The legend may or may not be true, the but the deer park is
real enough. It’s located right behind an active Buddhist temple, where
Buddha’s first sermon as well as his four noble truths are enshrined in stone.
A massive school group of perhaps a hundred and fifty
children and their handlers arrived around the same time as me, and I found
myself surrounded in a sea of children. They all lined up to enter the deer
park, a solid 50 meters of children on either side of the narrow walkway. I
walked casually in between them to the ticket booth, trying to ascertain prices
and decide if it was worth it to go into the park. Once at the ticket booth, I
realize that I do not have time anyway, and immediately turn around.
To find myself facing a gauntlet of Indian children, all
staring with fascination and curiosity at the giant white Gora with the ZZ Top
beard.
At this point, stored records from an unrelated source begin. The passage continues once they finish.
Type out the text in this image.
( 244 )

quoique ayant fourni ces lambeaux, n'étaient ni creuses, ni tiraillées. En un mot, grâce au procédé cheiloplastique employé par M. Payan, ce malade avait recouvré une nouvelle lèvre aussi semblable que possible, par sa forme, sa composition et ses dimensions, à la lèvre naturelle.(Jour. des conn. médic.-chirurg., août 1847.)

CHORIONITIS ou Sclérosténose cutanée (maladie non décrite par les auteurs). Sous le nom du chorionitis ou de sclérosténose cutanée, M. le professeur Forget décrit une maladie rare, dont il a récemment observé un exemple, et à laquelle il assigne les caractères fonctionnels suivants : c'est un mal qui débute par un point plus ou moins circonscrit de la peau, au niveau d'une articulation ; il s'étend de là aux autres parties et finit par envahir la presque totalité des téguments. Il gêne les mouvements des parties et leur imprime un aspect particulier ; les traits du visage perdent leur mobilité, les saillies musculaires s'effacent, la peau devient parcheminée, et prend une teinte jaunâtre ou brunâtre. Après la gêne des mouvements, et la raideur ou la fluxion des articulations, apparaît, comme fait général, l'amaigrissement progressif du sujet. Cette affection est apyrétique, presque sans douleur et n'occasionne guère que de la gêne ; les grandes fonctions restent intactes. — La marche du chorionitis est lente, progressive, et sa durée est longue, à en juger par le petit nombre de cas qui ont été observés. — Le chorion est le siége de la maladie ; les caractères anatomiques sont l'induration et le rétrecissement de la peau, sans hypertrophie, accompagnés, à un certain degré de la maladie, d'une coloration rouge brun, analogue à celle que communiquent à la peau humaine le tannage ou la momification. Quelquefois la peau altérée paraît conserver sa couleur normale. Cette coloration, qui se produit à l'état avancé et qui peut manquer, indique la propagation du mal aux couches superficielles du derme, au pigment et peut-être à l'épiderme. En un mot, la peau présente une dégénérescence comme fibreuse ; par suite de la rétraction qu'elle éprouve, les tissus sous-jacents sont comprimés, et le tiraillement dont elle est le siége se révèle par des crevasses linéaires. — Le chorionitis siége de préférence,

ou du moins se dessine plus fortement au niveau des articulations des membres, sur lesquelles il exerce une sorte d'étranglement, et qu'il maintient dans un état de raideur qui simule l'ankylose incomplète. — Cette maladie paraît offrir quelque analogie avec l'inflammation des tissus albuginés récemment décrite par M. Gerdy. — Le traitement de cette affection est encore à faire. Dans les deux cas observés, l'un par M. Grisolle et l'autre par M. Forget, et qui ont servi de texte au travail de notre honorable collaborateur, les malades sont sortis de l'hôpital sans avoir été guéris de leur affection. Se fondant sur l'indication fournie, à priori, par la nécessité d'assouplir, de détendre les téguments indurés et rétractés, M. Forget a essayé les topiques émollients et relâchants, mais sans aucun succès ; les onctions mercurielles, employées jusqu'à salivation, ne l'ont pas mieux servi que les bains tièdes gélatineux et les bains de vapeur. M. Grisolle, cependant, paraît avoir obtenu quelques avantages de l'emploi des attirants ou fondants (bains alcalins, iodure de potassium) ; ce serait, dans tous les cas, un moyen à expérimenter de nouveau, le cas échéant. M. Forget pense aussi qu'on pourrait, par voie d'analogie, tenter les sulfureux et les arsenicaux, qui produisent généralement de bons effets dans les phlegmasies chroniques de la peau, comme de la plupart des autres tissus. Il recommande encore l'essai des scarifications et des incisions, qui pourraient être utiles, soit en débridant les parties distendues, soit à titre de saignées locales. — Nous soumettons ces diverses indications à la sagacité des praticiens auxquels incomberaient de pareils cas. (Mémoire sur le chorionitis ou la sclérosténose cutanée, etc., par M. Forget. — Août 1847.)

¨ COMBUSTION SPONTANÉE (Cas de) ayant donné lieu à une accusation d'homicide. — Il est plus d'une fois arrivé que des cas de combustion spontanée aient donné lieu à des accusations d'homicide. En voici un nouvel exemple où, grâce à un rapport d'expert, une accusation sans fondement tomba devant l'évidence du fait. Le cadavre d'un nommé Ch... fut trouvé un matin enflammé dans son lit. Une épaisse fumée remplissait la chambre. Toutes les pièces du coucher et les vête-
Looking back, I must have struck a startling figure, Six foot two with
sunglasses, beard and an unsmiling face.
Bracing myself, I started down the gauntlet and found myself
face to face with a smiling Indian child. His arm was outstretched in a gesture
unmistakable in any country. “Hello!” he shouted.
I couldn’t help myself. I smiled and took his hand. “Hello.”
He giggled and drew back to his friends. Still smiling, I continued down the
gauntlet. Seconds later another one popped out of the crowd. “Hello!”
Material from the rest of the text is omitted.